Running Kubernetes on Kubernetes in Docker (KinD)

This tutorial will focus on using a tool called kind, also known as “Kubernetes IN Docker”.

If you haven’t installed them already, go ahead and install Docker, install kind, and install kubectl.

You’ll need kubectl to interact with the cluster once it’s created.

Create a cluster

Once Docker, kind, and kubectl are installed, create a cluster with kind:

$ kind create cluster

This will create a cluster with a single node - perfect for local development.

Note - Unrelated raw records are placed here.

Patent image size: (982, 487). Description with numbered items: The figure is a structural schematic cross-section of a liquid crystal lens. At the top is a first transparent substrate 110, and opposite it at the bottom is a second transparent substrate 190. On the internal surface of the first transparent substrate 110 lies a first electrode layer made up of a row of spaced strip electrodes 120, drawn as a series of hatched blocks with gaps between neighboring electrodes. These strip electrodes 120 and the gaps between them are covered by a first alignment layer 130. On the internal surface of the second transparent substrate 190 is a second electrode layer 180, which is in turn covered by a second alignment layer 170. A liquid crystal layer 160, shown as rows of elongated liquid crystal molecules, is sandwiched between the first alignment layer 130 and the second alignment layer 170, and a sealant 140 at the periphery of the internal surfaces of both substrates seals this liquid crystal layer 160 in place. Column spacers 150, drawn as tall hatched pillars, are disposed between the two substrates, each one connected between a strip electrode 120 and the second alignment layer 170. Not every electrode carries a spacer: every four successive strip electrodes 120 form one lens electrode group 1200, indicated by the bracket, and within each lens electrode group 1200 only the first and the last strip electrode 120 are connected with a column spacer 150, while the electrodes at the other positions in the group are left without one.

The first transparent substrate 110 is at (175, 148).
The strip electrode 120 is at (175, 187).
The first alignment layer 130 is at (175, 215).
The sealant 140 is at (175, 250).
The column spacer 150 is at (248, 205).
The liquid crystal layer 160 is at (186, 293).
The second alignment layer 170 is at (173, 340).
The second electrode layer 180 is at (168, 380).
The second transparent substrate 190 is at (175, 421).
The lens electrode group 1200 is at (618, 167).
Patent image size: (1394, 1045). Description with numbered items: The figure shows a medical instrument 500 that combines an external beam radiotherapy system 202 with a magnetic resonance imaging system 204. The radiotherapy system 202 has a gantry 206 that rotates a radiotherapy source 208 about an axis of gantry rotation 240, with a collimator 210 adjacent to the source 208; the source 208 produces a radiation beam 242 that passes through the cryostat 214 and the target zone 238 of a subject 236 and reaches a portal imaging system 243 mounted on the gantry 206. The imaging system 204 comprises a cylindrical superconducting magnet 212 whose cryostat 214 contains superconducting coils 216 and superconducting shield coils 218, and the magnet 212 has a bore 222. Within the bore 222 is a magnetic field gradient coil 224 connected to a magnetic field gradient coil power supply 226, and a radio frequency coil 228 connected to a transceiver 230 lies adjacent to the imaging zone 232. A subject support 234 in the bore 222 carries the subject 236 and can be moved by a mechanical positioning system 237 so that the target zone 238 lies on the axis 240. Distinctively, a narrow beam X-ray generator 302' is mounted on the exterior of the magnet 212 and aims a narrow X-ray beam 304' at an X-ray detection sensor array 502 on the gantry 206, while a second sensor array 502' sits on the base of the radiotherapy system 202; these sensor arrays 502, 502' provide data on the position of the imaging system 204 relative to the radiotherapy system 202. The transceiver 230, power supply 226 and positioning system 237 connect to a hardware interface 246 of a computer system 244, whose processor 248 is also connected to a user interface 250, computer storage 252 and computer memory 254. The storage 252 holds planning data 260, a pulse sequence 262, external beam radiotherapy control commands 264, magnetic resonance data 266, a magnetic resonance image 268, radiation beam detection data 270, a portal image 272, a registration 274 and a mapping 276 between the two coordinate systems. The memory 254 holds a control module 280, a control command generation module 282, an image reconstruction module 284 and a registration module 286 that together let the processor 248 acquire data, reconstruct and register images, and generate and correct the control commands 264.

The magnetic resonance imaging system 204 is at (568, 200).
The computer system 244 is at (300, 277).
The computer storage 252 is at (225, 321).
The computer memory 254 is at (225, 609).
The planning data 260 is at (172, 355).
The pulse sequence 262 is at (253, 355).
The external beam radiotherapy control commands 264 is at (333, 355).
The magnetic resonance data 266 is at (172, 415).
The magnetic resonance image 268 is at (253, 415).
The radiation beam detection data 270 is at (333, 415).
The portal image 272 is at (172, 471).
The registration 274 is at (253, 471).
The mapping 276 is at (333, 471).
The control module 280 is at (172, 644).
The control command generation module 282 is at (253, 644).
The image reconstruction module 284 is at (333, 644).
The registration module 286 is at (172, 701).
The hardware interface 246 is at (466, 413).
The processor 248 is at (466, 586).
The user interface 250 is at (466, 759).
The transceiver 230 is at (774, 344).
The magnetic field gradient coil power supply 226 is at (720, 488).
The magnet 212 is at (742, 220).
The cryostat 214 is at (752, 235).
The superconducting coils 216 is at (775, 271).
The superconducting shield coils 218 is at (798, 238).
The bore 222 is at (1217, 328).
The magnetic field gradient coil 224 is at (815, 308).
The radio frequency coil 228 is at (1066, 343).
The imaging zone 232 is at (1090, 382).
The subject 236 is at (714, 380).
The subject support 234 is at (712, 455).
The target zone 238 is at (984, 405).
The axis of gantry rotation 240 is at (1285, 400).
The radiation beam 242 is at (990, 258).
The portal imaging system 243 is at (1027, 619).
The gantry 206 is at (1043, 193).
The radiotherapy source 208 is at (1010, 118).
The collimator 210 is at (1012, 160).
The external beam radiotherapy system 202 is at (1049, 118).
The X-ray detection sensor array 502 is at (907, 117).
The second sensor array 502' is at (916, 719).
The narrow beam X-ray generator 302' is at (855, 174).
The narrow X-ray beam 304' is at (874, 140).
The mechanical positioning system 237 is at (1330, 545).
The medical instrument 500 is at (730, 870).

You should see output similar to the following:

Creating cluster "kind" ...
 ✓ Ensuring node image (kindest/node:v1.17.0) 🖼
 ✓ Preparing nodes 📦
 ✓ Writing configuration 📜
 ✓ Starting control-plane 🕹️
 ✓ Installing CNI 🔌
 ✓ Installing StorageClass 💾
Set kubectl context to "kind-kind"
You can now use your cluster with:

kubectl cluster-info --context kind-kind

Have a nice day! 👋

Now we can interact with our cluster! Try that out now:

$ kubectl cluster-info
Kubernetes master is running at https://127.0.0.1:32768
KubeDNS is running at https://127.0.0.1:32768/api/v1/namespaces/kube-system/services/kube-dns:dns/proxy

To further debug and diagnose cluster problems, use ‘kubectl cluster-info dump’.